Till the beginning of this month, I was a regular SVN user using SVN as my Version Control System for many projects. But then, somewhere in the second week of this month, I have turned a SVN developer (not writing code for SVN itself, but providing solutions off SVN).

For one of the projects code-named Zone, I began writing a module for SVN integration to provide seamless access to local or remote SVN repositories. Without second thought, CollabNet’s open-source SharpSvn library was my library of choice for SVN development.

However my first attempt at fetching log from a remote svn repo failed with the following exception:

SharpSvn.SvnFormatException: Can't determine the user's config path

SharpSvn’s bundled documentation is good, but not that great.
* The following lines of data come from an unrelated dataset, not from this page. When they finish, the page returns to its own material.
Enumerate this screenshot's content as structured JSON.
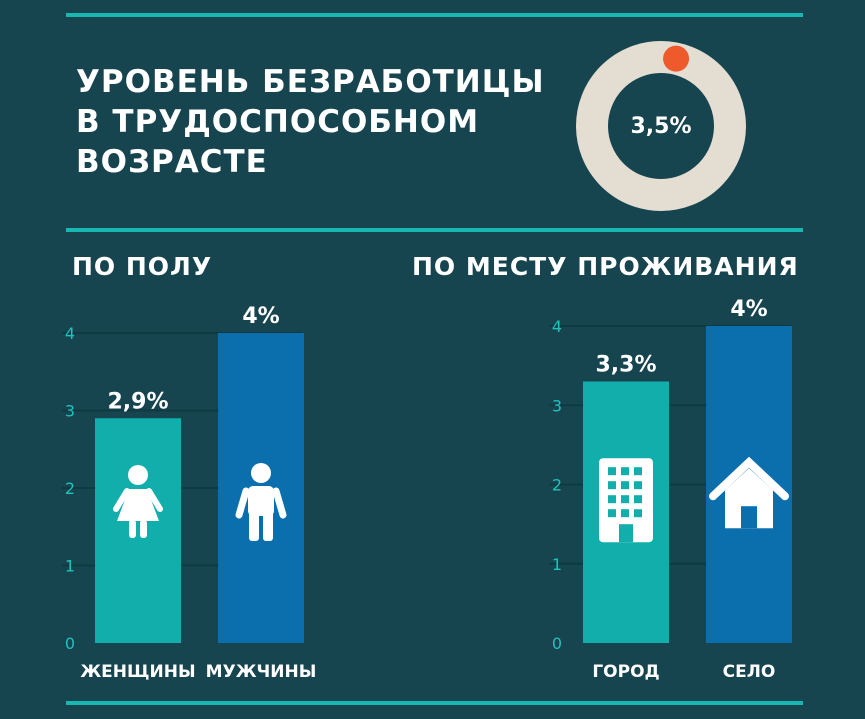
{
  "header": {
    "title_lines": [
      "УРОВЕНЬ БЕЗРАБОТИЦЫ",
      "В ТРУДОСПОСОБНОМ",
      "ВОЗРАСТЕ"
    ]
  },
  "colors": {
    "background": "#16444f",
    "accent_line": "#19b7b2",
    "teal_bar": "#12aeac",
    "blue_bar": "#0b6fae",
    "donut_track": "#e4ddd1",
    "donut_marker": "#ee5a2c",
    "gridline": "#0f3a42",
    "axis_text": "#1fc2bd"
  },
  "chart_data": [
    {
      "type": "pie",
      "value_label": "3,5%",
      "values": [
        3.5,
        96.5
      ],
      "marker_color": "#ee5a2c"
    },
    {
      "type": "bar",
      "title": "ПО ПОЛУ",
      "categories": [
        "ЖЕНЩИНЫ",
        "МУЖЧИНЫ"
      ],
      "values": [
        2.9,
        4.0
      ],
      "value_labels": [
        "2,9%",
        "4%"
      ],
      "colors": [
        "#12aeac",
        "#0b6fae"
      ],
      "icons": [
        "woman-icon",
        "man-icon"
      ],
      "yticks": [
        0,
        1,
        2,
        3,
        4
      ],
      "ylim": [
        0,
        4
      ],
      "grid": true
    },
    {
      "type": "bar",
      "title": "ПО МЕСТУ ПРОЖИВАНИЯ",
      "categories": [
        "ГОРОД",
        "СЕЛО"
      ],
      "values": [
        3.3,
        4.0
      ],
      "value_labels": [
        "3,3%",
        "4%"
      ],
      "colors": [
        "#12aeac",
        "#0b6fae"
      ],
      "icons": [
        "building-icon",
        "house-icon"
      ],
      "yticks": [
        0,
        1,
        2,
        3,
        4
      ],
      "ylim": [
        0,
        4
      ],
      "grid": true
    }
  ]
}
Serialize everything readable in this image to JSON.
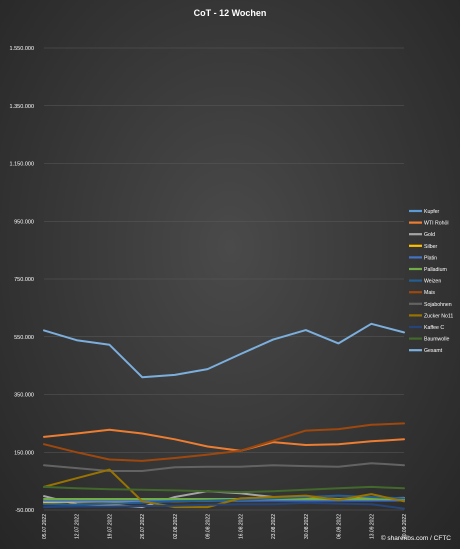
{
  "chart_data": {
    "type": "line",
    "title": "CoT - 12 Wochen",
    "xlabel": "",
    "ylabel": "",
    "ylim": [
      -50000,
      1650000
    ],
    "y_ticks": [
      -50000,
      150000,
      350000,
      550000,
      750000,
      950000,
      1150000,
      1350000,
      1550000
    ],
    "y_tick_labels": [
      "-50.000",
      "150.000",
      "350.000",
      "550.000",
      "750.000",
      "950.000",
      "1.150.000",
      "1.350.000",
      "1.550.000"
    ],
    "categories": [
      "05.07.2022",
      "12.07.2022",
      "19.07.2022",
      "26.07.2022",
      "02.08.2022",
      "09.08.2022",
      "16.08.2022",
      "23.08.2022",
      "30.08.2022",
      "06.09.2022",
      "13.09.2022",
      "20.09.2022"
    ],
    "grid": true,
    "legend_position": "right",
    "source": "© shareribs.com / CFTC",
    "series": [
      {
        "name": "Kupfer",
        "color": "#5b9bd5",
        "values": [
          -25000,
          -22000,
          -20000,
          -22000,
          -18000,
          -15000,
          -12000,
          -10000,
          -15000,
          -12000,
          -12000,
          -15000
        ]
      },
      {
        "name": "WTI Rohöl",
        "color": "#ed7d31",
        "values": [
          203000,
          215000,
          228000,
          215000,
          195000,
          170000,
          155000,
          185000,
          175000,
          178000,
          188000,
          195000
        ]
      },
      {
        "name": "Gold",
        "color": "#a5a5a5",
        "values": [
          -2000,
          -30000,
          -32000,
          -40000,
          -5000,
          15000,
          8000,
          -5000,
          -10000,
          -12000,
          -10000,
          -8000
        ]
      },
      {
        "name": "Silber",
        "color": "#ffc000",
        "values": [
          -22000,
          -20000,
          -20000,
          -22000,
          -20000,
          -18000,
          -15000,
          -12000,
          -10000,
          -12000,
          -10000,
          -12000
        ]
      },
      {
        "name": "Platin",
        "color": "#4472c4",
        "values": [
          -18000,
          -18000,
          -18000,
          -18000,
          -18000,
          -18000,
          -18000,
          -17000,
          -17000,
          -17000,
          -17000,
          -17000
        ]
      },
      {
        "name": "Palladium",
        "color": "#70ad47",
        "values": [
          -12000,
          -12000,
          -12000,
          -12000,
          -12000,
          -12000,
          -12000,
          -12000,
          -12000,
          -12000,
          -12000,
          -12000
        ]
      },
      {
        "name": "Weizen",
        "color": "#255e91",
        "values": [
          -30000,
          -32000,
          -28000,
          -25000,
          -20000,
          -18000,
          -15000,
          -10000,
          -5000,
          0,
          -5000,
          -10000
        ]
      },
      {
        "name": "Mais",
        "color": "#9e480e",
        "values": [
          178000,
          150000,
          125000,
          120000,
          130000,
          142000,
          155000,
          190000,
          225000,
          230000,
          245000,
          250000
        ]
      },
      {
        "name": "Sojabohnen",
        "color": "#636363",
        "values": [
          105000,
          95000,
          85000,
          85000,
          98000,
          100000,
          100000,
          105000,
          102000,
          100000,
          112000,
          105000
        ]
      },
      {
        "name": "Zucker No11",
        "color": "#997300",
        "values": [
          30000,
          60000,
          90000,
          -20000,
          -40000,
          -40000,
          -10000,
          -5000,
          0,
          -15000,
          5000,
          -20000
        ]
      },
      {
        "name": "Kaffee C",
        "color": "#264478",
        "values": [
          -40000,
          -38000,
          -38000,
          -36000,
          -35000,
          -32000,
          -30000,
          -30000,
          -25000,
          -28000,
          -30000,
          -45000
        ]
      },
      {
        "name": "Baumwolle",
        "color": "#43682b",
        "values": [
          30000,
          25000,
          22000,
          20000,
          18000,
          15000,
          12000,
          15000,
          20000,
          25000,
          30000,
          25000
        ]
      },
      {
        "name": "Gesamt",
        "color": "#7cafdd",
        "values": [
          572000,
          538000,
          522000,
          410000,
          418000,
          438000,
          490000,
          540000,
          573000,
          527000,
          595000,
          565000
        ]
      }
    ]
  }
}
And googling also did not reveal much about this problem. In bits and pieces, I was able to conclude that this exception probably had to do with the missing SVN configuration path (which is a directory for holding run-time configuration information for Subversion clients).

So, do I needed to create this directory or SharpSvn would do it for itself, or is there any specific layout for this directory, etc. were the questions lurking in my mind at that point. One thing that was sure was because the code was executing as a part of ASP.NET application, it cannot and should not use a regular interactive user’s Subversion configuration path. And neither should it try to create a new directory somewhere in an interactive user’s folders (As a Windows 7 user, my Windows account’s Subversion configuration directory is located at: C:\Users\Rahul Singla\AppData\Roaming\Subversion).

Some quick browsing through the SharpSvn’s API in Visual Studio’s Object Browser, I was able to figure out the LoadConfiguration method on the main SvnClient class. So, the following method call before trying to connect to a remote repo resolved the exception I was getting:

 

{syntaxhighlighter brush: csharp;fontsize: 100; first-line: 1; }using (SvnClient client = new SvnClient())
{
client.LoadConfiguration(Path.Combine(Path.GetTempPath(), “Svn”), true);
//….More code{/syntaxhighlighter}

Here, I am using sub-directory under Windows temporary directory for the ASP.NET application user account’s svn configuration path. You might want to use a sub-directory under your application root, or another permanenet folder preferably.